Monday, September 28, 2009

Software Development Quality Assurance in AX

It's been over a year and a half since my last post, but I'm turning the ship towards a new course: Software Quality. During the hiatus, I've been working on multiple projects simultaneously which has taken me away from the day-to-day habits I used to engage like blogging on AX. My workload increased due to attrition and the economic situations not allowing those individuals to be replaced.

As can be surmised, the more work I take on the more my quality has dipped. This is not as a result of my work ethic but rather the need to compact three full-time equivalents' jobs into a single full-time equivalent's day plus a few hours. Although the quality issues have been extremely minor and have resulted in no downtime, I still feel that zero quality issues are needed in all circumstances.

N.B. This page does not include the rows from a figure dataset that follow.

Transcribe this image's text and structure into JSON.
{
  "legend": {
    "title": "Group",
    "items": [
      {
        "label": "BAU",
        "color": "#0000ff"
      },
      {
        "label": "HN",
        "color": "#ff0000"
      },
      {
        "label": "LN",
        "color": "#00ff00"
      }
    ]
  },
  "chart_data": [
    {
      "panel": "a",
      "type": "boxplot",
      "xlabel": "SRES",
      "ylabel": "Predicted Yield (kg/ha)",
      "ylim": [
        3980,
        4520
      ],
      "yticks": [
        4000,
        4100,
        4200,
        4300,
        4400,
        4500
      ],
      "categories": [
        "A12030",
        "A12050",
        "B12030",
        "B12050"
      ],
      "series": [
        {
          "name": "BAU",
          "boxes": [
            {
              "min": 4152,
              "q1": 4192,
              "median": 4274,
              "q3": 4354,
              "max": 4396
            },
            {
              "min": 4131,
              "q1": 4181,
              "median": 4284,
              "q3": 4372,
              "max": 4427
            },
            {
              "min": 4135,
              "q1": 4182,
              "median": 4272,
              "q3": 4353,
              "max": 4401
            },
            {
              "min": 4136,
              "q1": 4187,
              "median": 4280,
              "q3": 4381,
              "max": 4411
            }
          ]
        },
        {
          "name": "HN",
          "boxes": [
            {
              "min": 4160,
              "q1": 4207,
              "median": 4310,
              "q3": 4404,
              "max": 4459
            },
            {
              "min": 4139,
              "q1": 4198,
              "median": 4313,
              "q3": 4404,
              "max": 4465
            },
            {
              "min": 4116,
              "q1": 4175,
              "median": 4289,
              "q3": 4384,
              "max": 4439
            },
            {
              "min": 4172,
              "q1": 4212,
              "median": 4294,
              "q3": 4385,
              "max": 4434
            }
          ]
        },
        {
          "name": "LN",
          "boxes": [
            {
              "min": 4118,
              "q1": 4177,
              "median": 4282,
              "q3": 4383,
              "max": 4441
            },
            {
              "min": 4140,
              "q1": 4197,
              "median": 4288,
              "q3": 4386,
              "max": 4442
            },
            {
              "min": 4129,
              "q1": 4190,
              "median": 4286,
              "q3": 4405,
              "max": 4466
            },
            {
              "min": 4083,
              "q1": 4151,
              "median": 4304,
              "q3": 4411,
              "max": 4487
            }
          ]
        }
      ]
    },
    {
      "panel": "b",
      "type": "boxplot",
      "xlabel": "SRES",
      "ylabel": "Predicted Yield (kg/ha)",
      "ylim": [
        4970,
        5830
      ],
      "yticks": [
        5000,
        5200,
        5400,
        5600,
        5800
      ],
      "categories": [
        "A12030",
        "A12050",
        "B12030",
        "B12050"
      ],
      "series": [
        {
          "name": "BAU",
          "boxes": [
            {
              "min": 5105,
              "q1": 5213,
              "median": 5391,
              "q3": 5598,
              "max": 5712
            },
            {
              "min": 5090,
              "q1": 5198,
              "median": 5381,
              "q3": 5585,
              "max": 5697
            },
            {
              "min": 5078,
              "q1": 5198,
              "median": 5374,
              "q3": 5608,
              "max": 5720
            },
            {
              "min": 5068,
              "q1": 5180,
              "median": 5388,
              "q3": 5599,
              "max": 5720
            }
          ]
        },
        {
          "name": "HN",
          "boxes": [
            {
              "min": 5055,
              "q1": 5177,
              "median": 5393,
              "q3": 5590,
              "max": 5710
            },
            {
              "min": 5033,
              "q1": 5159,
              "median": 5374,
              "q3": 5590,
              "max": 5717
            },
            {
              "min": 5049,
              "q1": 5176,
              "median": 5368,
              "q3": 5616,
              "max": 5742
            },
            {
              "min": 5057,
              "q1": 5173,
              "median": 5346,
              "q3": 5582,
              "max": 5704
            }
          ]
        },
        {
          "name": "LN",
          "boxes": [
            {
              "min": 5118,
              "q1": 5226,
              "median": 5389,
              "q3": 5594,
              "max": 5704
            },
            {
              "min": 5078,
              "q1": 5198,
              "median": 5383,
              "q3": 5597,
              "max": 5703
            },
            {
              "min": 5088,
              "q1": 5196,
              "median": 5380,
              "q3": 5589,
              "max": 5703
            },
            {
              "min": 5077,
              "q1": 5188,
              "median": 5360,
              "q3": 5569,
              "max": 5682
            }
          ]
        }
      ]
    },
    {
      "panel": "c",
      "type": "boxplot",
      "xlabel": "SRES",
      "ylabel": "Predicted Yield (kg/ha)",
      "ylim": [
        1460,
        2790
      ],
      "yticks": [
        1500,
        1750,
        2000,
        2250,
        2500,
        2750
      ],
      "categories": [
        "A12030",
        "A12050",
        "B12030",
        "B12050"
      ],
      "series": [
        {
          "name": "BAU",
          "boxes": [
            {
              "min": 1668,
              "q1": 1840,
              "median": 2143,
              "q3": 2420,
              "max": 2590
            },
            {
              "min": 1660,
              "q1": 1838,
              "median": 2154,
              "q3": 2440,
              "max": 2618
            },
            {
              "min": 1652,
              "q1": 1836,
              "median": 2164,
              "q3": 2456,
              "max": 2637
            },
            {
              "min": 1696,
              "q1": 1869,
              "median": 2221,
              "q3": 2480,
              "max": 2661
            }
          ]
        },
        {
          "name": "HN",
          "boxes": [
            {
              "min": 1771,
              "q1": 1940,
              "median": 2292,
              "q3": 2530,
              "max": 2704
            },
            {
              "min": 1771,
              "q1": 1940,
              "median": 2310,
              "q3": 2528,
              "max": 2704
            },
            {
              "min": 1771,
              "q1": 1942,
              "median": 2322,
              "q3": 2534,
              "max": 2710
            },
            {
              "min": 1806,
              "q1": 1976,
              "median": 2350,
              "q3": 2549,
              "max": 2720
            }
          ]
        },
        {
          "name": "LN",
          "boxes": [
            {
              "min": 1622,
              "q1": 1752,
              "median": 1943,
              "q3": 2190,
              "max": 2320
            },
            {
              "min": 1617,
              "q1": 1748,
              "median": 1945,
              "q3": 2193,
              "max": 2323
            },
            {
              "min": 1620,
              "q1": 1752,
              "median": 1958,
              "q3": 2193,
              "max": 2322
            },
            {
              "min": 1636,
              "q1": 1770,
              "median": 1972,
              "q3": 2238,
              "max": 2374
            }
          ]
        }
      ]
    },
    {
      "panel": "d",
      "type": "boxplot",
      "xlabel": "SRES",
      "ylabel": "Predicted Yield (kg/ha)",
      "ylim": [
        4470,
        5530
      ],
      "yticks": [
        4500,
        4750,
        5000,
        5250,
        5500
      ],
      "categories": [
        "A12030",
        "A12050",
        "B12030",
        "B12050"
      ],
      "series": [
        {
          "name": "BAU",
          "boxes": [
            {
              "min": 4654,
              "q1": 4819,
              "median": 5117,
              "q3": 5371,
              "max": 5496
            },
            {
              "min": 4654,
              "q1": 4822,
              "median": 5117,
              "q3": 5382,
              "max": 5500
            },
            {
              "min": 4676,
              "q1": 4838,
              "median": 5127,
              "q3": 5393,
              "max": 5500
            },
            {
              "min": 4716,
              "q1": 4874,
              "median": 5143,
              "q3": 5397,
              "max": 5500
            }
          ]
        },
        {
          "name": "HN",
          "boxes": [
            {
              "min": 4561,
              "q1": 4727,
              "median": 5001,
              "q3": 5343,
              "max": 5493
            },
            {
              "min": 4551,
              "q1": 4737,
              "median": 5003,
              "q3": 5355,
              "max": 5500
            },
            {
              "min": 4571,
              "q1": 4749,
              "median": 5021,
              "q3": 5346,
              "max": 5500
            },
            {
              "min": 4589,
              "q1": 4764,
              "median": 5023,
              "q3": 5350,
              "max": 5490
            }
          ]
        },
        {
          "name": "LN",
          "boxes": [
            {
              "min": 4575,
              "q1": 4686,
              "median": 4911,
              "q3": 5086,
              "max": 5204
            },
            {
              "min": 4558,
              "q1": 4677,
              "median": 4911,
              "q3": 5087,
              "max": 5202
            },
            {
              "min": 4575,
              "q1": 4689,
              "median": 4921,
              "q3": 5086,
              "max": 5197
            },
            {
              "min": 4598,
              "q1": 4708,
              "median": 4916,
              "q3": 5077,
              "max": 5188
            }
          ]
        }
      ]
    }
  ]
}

To illustrate the dynamic nature of the position I have grown into (and many other Dynamics AX developers are facing), in the short time since I started writing this entry this morning, I have already had the following requests:
  • Researching a Windows 7 64-bit driver for a USB WiMax adapter
  • Reset an AD password
  • Clear out space on a linux server drive that had become full
  • Get the application back up and running that failed on the linux server as a result of the out of disk space issue
  • Have our corporate nagios administrator setup an alert to ensure we are notified when the drive becomes 80% full

As you know, AX development is the majority of my job, but as you can see, systems administrator is now a part-time position for me.

With all that being said, the subject of this blog is changing to focus on helping the small-shop AX developer, who has other duties besides development, move towards having a very low error injection rate into the AX code they deploy.